Irana utilisera les 75 dollars du PAM pour acheter du riz, des petits pois, des haricots, des épinards et un poulet. Elle est heureuse de pouvoir manger de la viande pour la première fois depuis des semaines.
Claudette
Claudette a 60 ans et est mère de trois enfants. Elle est sans emploi et s'occupe de son petit-fils, Cavenley, qui a perdu ses deux parents.
« Certains jours nous aurons de la viande et du riz, et d'autres non. Je ne peux pas laisser mon petit-fils s'habituer aux meilleurs aliments ».
Craignant que l'aide financière ne s'arrête, Claudette investit dans cinq poulets qui vont bientôt pondre des œufs.
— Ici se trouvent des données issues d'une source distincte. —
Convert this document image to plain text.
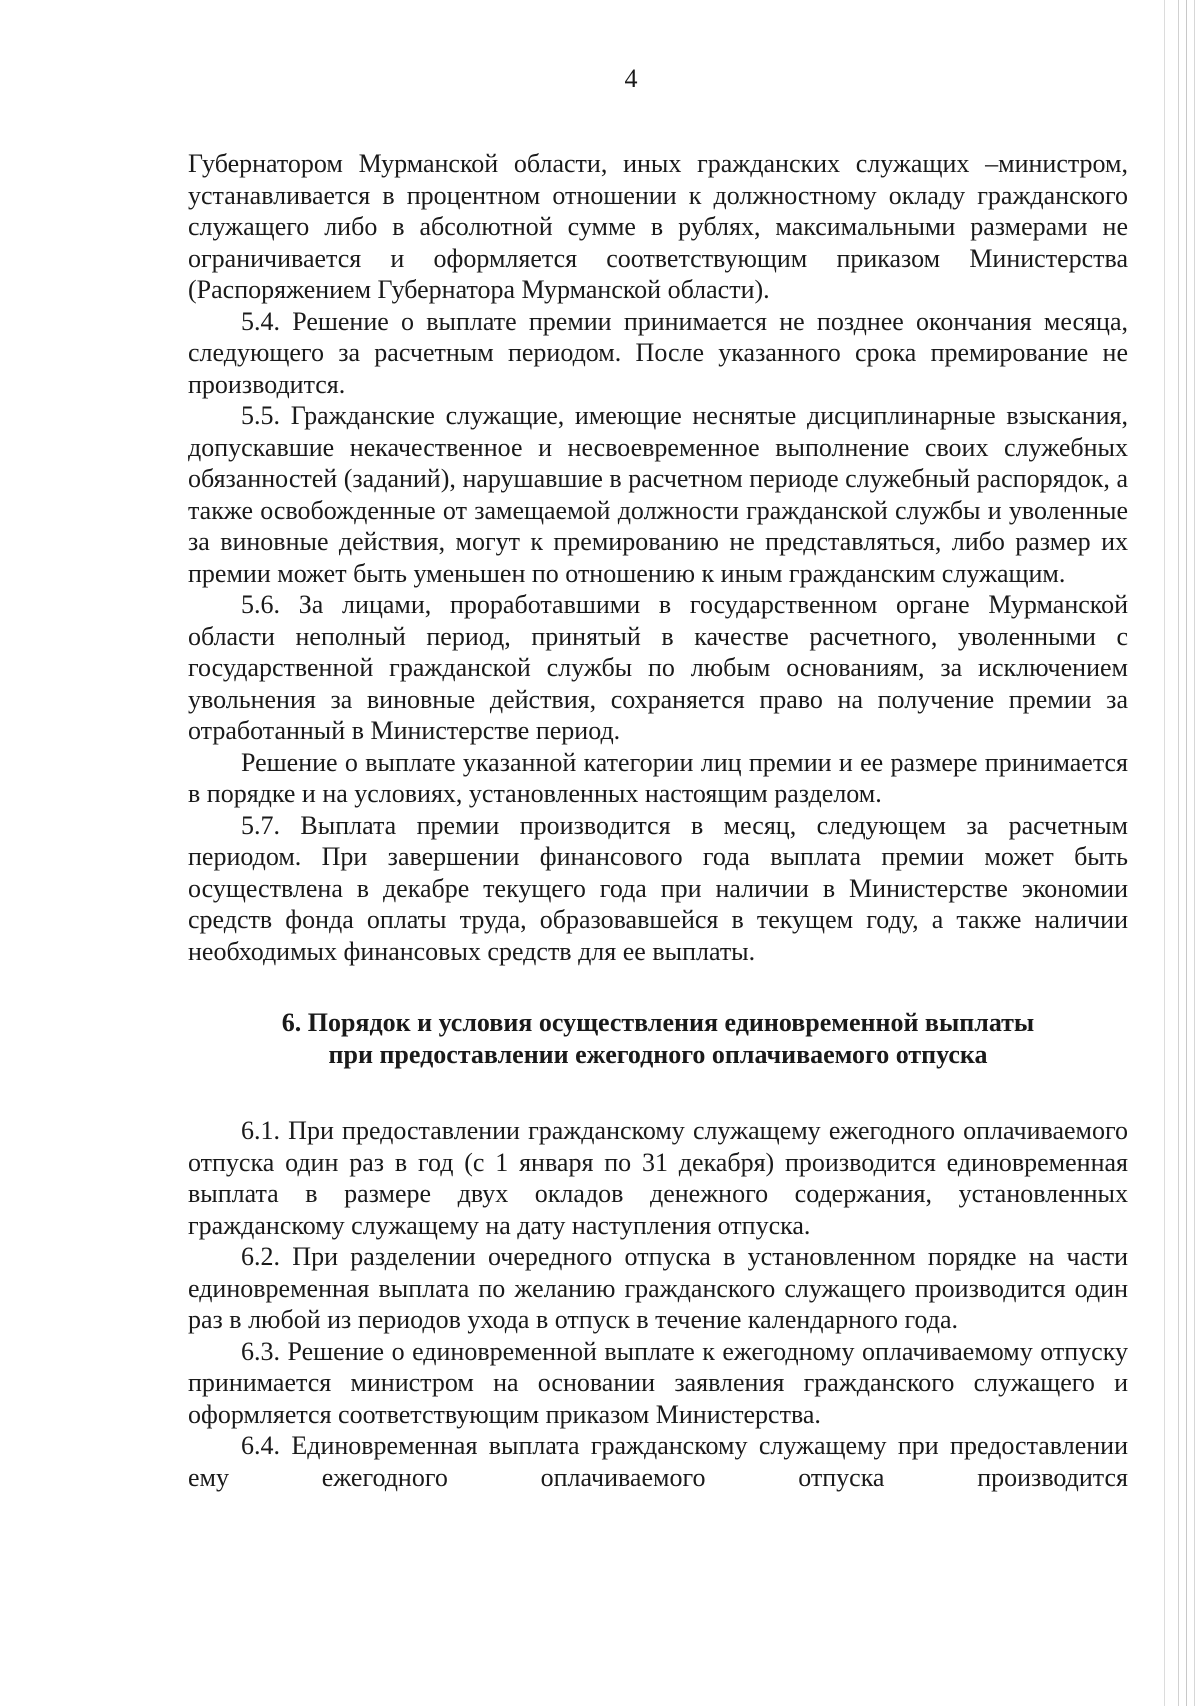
4

Губернатором Мурманской области, иных гражданских служащих –министром, устанавливается в процентном отношении к должностному окладу гражданского служащего либо в абсолютной сумме в рублях, максимальными размерами не ограничивается и оформляется соответствующим приказом Министерства (Распоряжением Губернатора Мурманской области).

5.4. Решение о выплате премии принимается не позднее окончания месяца, следующего за расчетным периодом. После указанного срока премирование не производится.

5.5. Гражданские служащие, имеющие неснятые дисциплинарные взыскания, допускавшие некачественное и несвоевременное выполнение своих служебных обязанностей (заданий), нарушавшие в расчетном периоде служебный распорядок, а также освобожденные от замещаемой должности гражданской службы и уволенные за виновные действия, могут к премированию не представляться, либо размер их премии может быть уменьшен по отношению к иным гражданским служащим.

5.6. За лицами, проработавшими в государственном органе Мурманской области неполный период, принятый в качестве расчетного, уволенными с государственной гражданской службы по любым основаниям, за исключением увольнения за виновные действия, сохраняется право на получение премии за отработанный в Министерстве период.

Решение о выплате указанной категории лиц премии и ее размере принимается в порядке и на условиях, установленных настоящим разделом.

5.7. Выплата премии производится в месяц, следующем за расчетным периодом. При завершении финансового года выплата премии может быть осуществлена в декабре текущего года при наличии в Министерстве экономии средств фонда оплаты труда, образовавшейся в текущем году, а также наличии необходимых финансовых средств для ее выплаты.

6. Порядок и условия осуществления единовременной выплаты
при предоставлении ежегодного оплачиваемого отпуска

6.1. При предоставлении гражданскому служащему ежегодного оплачиваемого отпуска один раз в год (с 1 января по 31 декабря) производится единовременная выплата в размере двух окладов денежного содержания, установленных гражданскому служащему на дату наступления отпуска.

6.2. При разделении очередного отпуска в установленном порядке на части единовременная выплата по желанию гражданского служащего производится один раз в любой из периодов ухода в отпуск в течение календарного года.

6.3. Решение о единовременной выплате к ежегодному оплачиваемому отпуску принимается министром на основании заявления гражданского служащего и оформляется соответствующим приказом Министерства.

6.4. Единовременная выплата гражданскому служащему при предоставлении ему ежегодного оплачиваемого отпуска производится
Elle a également pu acheter des casseroles pour faire cuire le riz, les épinards et la viande qu'elle a trouvés au marché. Ainsi, elle pourra préparer des plats chauds pour son garçon.
Interrogée sur la nourriture préférée de son petit-fils, Claudette dit qu'elle ne le laissera pas avoir une préférence. « Certains jours nous aurons de la viande et du riz, et d'autres non. Je ne peux pas le laisser s'habituer aux meilleurs aliments ».
Modeline
À 22 ans, Modeline est mère de trois enfants de moins de 5 ans. Ces derniers mois, elle a tout fait pour trouver de la nourriture en faisant la lessive pour ses voisins et en vendant de l'eau. Elle a été très prudente avec l'argent qu'elle a reçu du PAM et a réussi à économiser suffisamment pour acheter une chèvre pour environ 35 dollars. Elle espère que le fait de posséder une deuxième chèvre lui apportera plus de sécurité.
Lunise
Lunise a 27 ans et vit seule avec ses quatre enfants. Avec l'argent du PAM, elle a acheté de la nourriture pour la semaine. Mais elle a aussi acheté des savons pour se laver les mains et pour approvisionner son petit étal de produits de nettoyage, ce qui peut lui rapporter environ 26 dollars sur une semaine. « Les gens n'arrêtent pas de parler du coronavirus, c'est assez effrayant. J'espère que nous aurons des temps meilleurs », dit-elle. L'ambition de Lunise est d'investir dans sa petite entreprise, de manger régulièrement et de ne pas dépendre d'une aide financière pour s'en sortir.
Lumanie
Lumanie a 75 ans. Après la mort de son mari, elle s'est occupée de six enfants. Malgré son âge, Lumanie doit tenir un stand au marché pour vendre des bananes et du plantain. Malheureusement, elle voit de moins en moins de gens s'y arrêter. Son fils unique, qui pourrait faire vivre la famille, travaille comme conducteur de moto, mais il a lui aussi eu moins de passagers.
« Je pouvais à peine me permettre de manger, mais ensuite j'ai eu peur que notre toit ne s'effondre ».
Parce qu'elle a dû utiliser la plus grande partie de son modeste revenu pour payer la nourriture de sa famille, Lumanie regrette de ne pas avoir pu entretenir leur maison « Je pouvais à peine me permettre de manger, mais ensuite j'ai eu peur que notre toit ne s'effondre », dit-elle.
Le soutien du PAM l'a aidée à traverser cette épreuve. Elle a utilisé 15 dollars pour boucher certaines fissures avec du ciment, et maintenant elle dort en toute sécurité.
Les distributions d'argent du PAM dans le nord d'Haïti sont généreusement financées par la Direction de la protection civile et de l'aide humanitaire de l'Union européenne (ECHO).